Mientras continuábamos nuestro paseo traté de encajar todo aquello. Poco a poco mis pensamientos fueron ordenándose hasta que por fin conseguí configurar dos preguntas:
—¿Cómo es que si usted y Moriarty salieron de células completamente iguales la personalidad de Moriarty y la suya son tan diferentes? ¿Y qué es lo que hace usted en la Inglaterra del rey Eduardo?
—Estamos aquí porque Moriarty quería vivir en un mundo primitivo (usted perdonará, Watson, que utilice esta expresión), pero lo suficientemente civilizado, a fin de conquistarlo primero y disfrutar luego de sus lujos. La otra pregunta es más difícil de contestar. Desde luego, nuestras personalidades no se diferencian debido a la educación que recibimos, pues los dos tuvimos la misma. Supongo que en el curso del crecimiento de Moriarty hubo algo que se estropeó. No fue desde luego algo interno, porque conserva todas sus facultades y su cerebro está tan capacitado como el mío. Debió de ser algo que produjo una perversión moral. Moriarty es un monomaniaco endiabladamente inteligente que no concibe ningún objetivo que no sea el de la satisfacción de sus más bajas necesidades. Imagino que todavía debe de recordar usted las cosas que le dije sobre el equilibrio entre el bien y el mal durante nuestra última velada en Baker Street, la noche que fingí retirarme. Le dije entonces que en mi opinión no podía haber una personalidad en la que el mal hubiera derrotado totalmente al bien, pero luego admití que podía darse algún caso. Y lo hice pensando en Moriarty. En algunos momentos hasta le compadezco. Pero es necesario detenerle. Y el único responsable soy yo.
—¿Por qué?
—Porque él y yo somos iguales, porque él es yo. Del mismo modo que él podría ser como yo soy, yo habría podido ser como él es. Moriarty es mi imagen especular y este hecho no puedo evitarlo por mucho que me empeñe. Veo en él mi lado negro, el lado que es necesario borrar. Por otro lado, nos conocemos desde pequeños.
—¿Se educaron juntos?
—Sí.
En aquel momento noté que la expresión de Holmes había cambiado. Ya no estaba mirando el Canal. Sus ojos seguían dirigidos hacia delante, por el serpenteante camino que avanzaba al borde del arrecife, pero noté que no veía nada de aquello, que no estaba mirando los matorrales de aulagas ni las matas de hierba, sino algo que estaba situado a trescientos años de distancia en el tiempo, un futuro que paradójicamente era su pasado.

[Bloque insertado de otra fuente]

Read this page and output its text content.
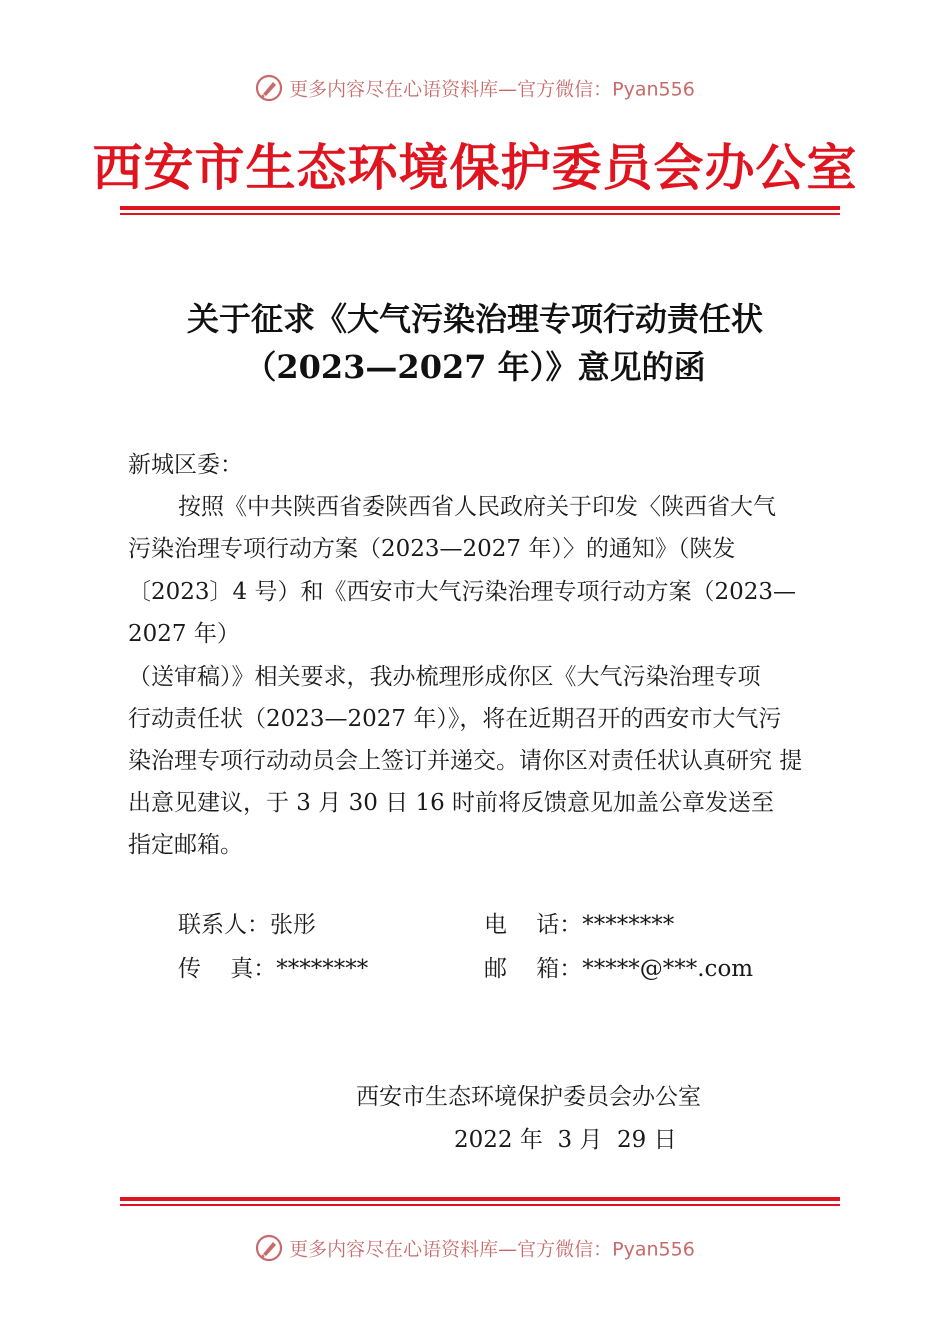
更多内容尽在心语资料库—官方微信：Pyan556
西安市生态环境保护委员会办公室
关于征求《大气污染治理专项行动责任状
（2023—2027 年）》意见的函
新城区委：
按照《中共陕西省委陕西省人民政府关于印发〈陕西省大气
污染治理专项行动方案（2023—2027 年）〉的通知》（陕发
〔2023〕4 号）和《西安市大气污染治理专项行动方案（2023—
2027 年）
（送审稿）》相关要求，我办梳理形成你区《大气污染治理专项
行动责任状（2023—2027 年）》，将在近期召开的西安市大气污
染治理专项行动动员会上签订并递交。请你区对责任状认真研究 提
出意见建议，于 3 月 30 日 16 时前将反馈意见加盖公章发送至
指定邮箱。
联系人：张彤	电    话：********
传    真：********	邮    箱：*****@***.com
西安市生态环境保护委员会办公室
2022 年  3 月  29 日
更多内容尽在心语资料库—官方微信：Pyan556
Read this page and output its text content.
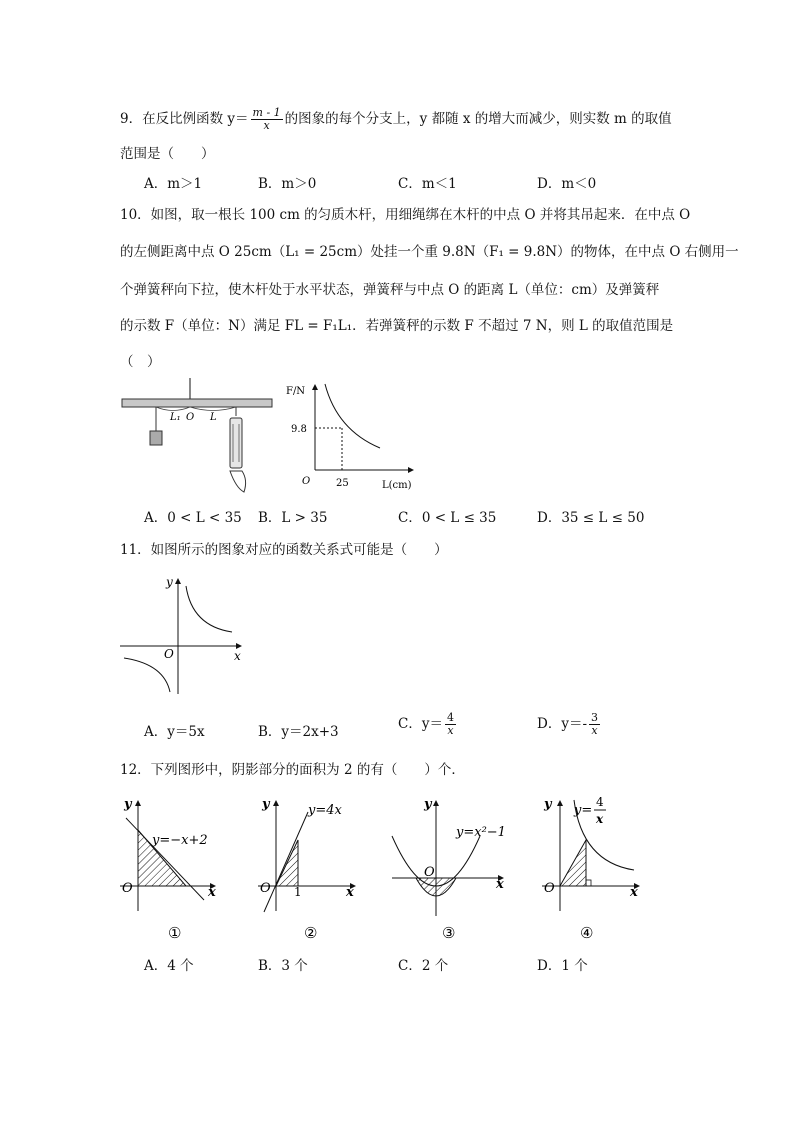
9．在反比例函数 $y= \frac{m - 1}{x}$ 的图象的每个分支上，y 都随 x 的增大而减少，则实数 m 的取值
范围是（　　）
A．m＞1	B．m＞0	C．m＜1	D．m＜0
10．如图，取一根长 100 cm 的匀质木杆，用细绳绑在木杆的中点 O 并将其吊起来．在中点 O
的左侧距离中点 O 25cm（L₁ = 25cm）处挂一个重 9.8N（F₁ = 9.8N）的物体，在中点 O 右侧用一
个弹簧秤向下拉，使木杆处于水平状态，弹簧秤与中点 O 的距离 L（单位：cm）及弹簧秤
的示数 F（单位：N）满足 FL = F₁L₁．若弹簧秤的示数 F 不超过 7 N，则 L 的取值范围是
（　）
L₁ O L
F/N
9.8
O	25	L(cm)
A．0 < L < 35 B．L > 35	C．0 < L ≤ 35	D．35 ≤ L ≤ 50
11．如图所示的图象对应的函数关系式可能是（　　）
y
x
O
A．y＝5x	B．y＝2x+3	C．$y= \frac{4}{x}$	D．$y=- \frac{3}{x}$
12．下列图形中，阴影部分的面积为 2 的有（　　）个．
y
y=−x+2
O	x
①
y	y=4x
O 1	x
②
y
y=x²−1
O
x
③
y y=
4
x
O	x
④
A．4 个	B．3 个	C．2 个	D．1 个
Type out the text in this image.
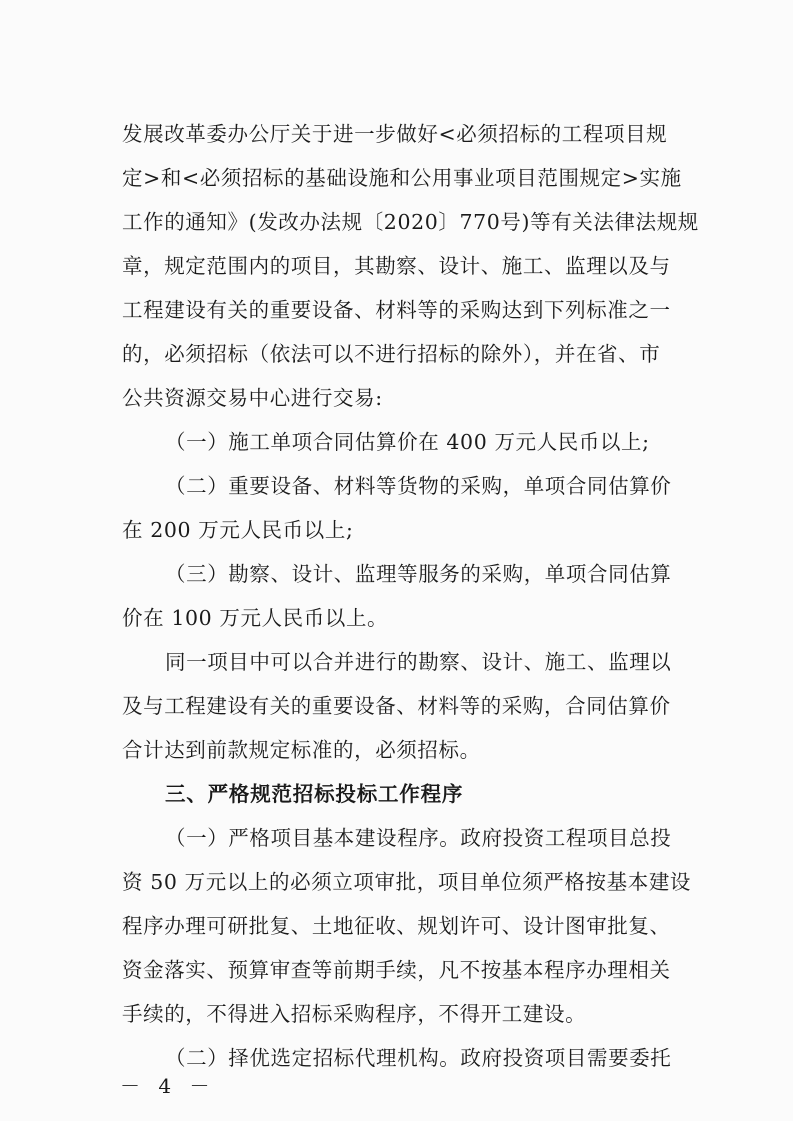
发展改革委办公厅关于进一步做好<必须招标的工程项目规
定>和<必须招标的基础设施和公用事业项目范围规定>实施
工作的通知》(发改办法规〔2020〕770号)等有关法律法规规
章，规定范围内的项目，其勘察、设计、施工、监理以及与
工程建设有关的重要设备、材料等的采购达到下列标准之一
的，必须招标（依法可以不进行招标的除外），并在省、市
公共资源交易中心进行交易:
（一）施工单项合同估算价在 400 万元人民币以上;
（二）重要设备、材料等货物的采购，单项合同估算价
在 200 万元人民币以上;
（三）勘察、设计、监理等服务的采购，单项合同估算
价在 100 万元人民币以上。
同一项目中可以合并进行的勘察、设计、施工、监理以
及与工程建设有关的重要设备、材料等的采购，合同估算价
合计达到前款规定标准的，必须招标。
三、严格规范招标投标工作程序
（一）严格项目基本建设程序。政府投资工程项目总投
资 50 万元以上的必须立项审批，项目单位须严格按基本建设
程序办理可研批复、土地征收、规划许可、设计图审批复、
资金落实、预算审查等前期手续，凡不按基本程序办理相关
手续的，不得进入招标采购程序，不得开工建设。
（二）择优选定招标代理机构。政府投资项目需要委托
－ 4 －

—Moriarty y yo, y otros como nosotros, fuimos educados juntos en una Inglaterra diferentísima de ésta, en un edificio blanco y limpio diseñado con la intención de crear niños felices, capaces de disfrutar con el futuro que otros hombres habían predeterminado para ellos. Éramos en cierto sentido un experimento y, tal como usted ha supuesto, éramos muchos. Aparte de una capacidad de observación mayor de lo normal y de una inteligencia extraordinaria, teníamos desde el principio una gran facilidad para la imitación de cuanto veíamos, una fuerte tendencia exhibicionista y un sentido agudizado del histrionismo. Aparte de nuestro grupo había otros con diferentes clases de facultades físicas e intelectuales, chicos dotados para las ciencias, las matemáticas o la enseñanza por ejemplo. Y también había otro grupo de niños sumisos que detestaban la idea de tener que tomar decisiones y les gustaba obedecer.
Estos últimos me recordaron las abejas obreras, y la idea me pareció horrorosa. Cuando se lo dije, Holmes me contestó:
—Ahora también yo lo veo así, pero entonces no se me ocurrió ni siquiera criticarlo. Antes de la edad adulta, todos los niños estábamos mezclados y jugábamos juntos. Aunque todos los miembros de mi grupo nos parecíamos muchísimo, poco a poco fueron apareciendo pequeñas diferencias de personalidad y, como éramos muy observadores, aprendimos a distinguir entre unos y otros. Fue allí donde empecé a aprender a observar muy de cerca las diferencias humanas, y ese aprendizaje ha sido muy útil para mi carrera de detective. Estas pequeñas diferencias que más adelante acabaron por ser divergencias considerables, podían apreciarse en nuestro porte, en nuestra forma de hablar, en nuestros ademanes. La personalidad no cambia solamente la conducta sino que también afecta el aspecto. Moriarty es una clara demostración de lo que afirmo.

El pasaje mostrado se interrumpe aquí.